In a research paper published last year, hydrologist Abdelwanees Ashoor of Libya’s Omar Al-Mukhtar University warned that the Derna region “has a high potential for flood risk”, citing five floods that occurred have been produced there since 1942 and calling for immediate maintenance measures for the dams.

“In the event of a big flood, the consequences will be disastrous for the inhabitants of the valley and the city,” he writes in the Journal of Pure and Applied Sciences of Sebha University.

Some Libyan officials have also not refrained from criticizing the authorities.

The dams suffered extensive damage during a strong storm that hit the region in 1986, and more than a decade later a government-commissioned study found cracks and fissures in their structures, said last week the Attorney General of Libya, al-Sediq al-Sour. .

But the years passed as warnings piled up and restoration efforts failed to get off the ground or were abandoned in the chaos of the civil war.

At a news conference in the stricken city, al-Sour said prosecutors would investigate the collapse of the two dams, as well as the allocation of maintenance funds.

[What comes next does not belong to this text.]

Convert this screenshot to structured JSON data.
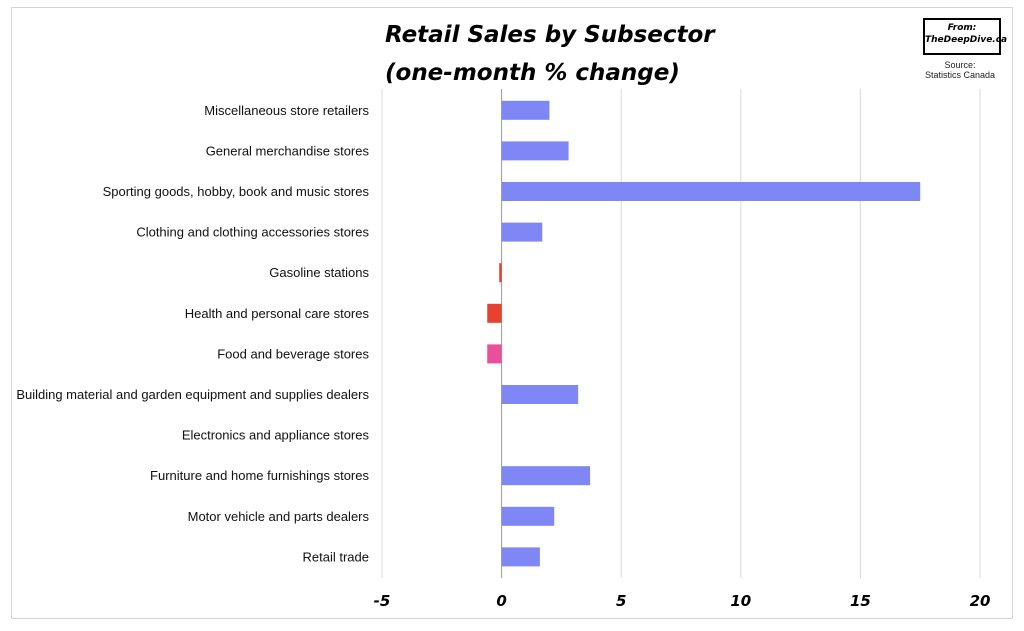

“I reassure citizens that whoever has committed mistakes or negligence, prosecutors will definitely take firm action, initiate criminal proceedings against him and subject him to trial,” he said.

Survivors have no doubt about what or who is to blame.

“The main cause of the disaster was the dam south of Derna, which had not received recent maintenance,” said Salem Mansour, 27, who lost his sister in the disaster. Speaking from the hospital in the nearby town of Tobruk, he said he was convinced that more could – and should – have been done to prevent this.

“The responsibility lies with successive corrupt governments in Libya, which have neglected the security of citizens,” he added.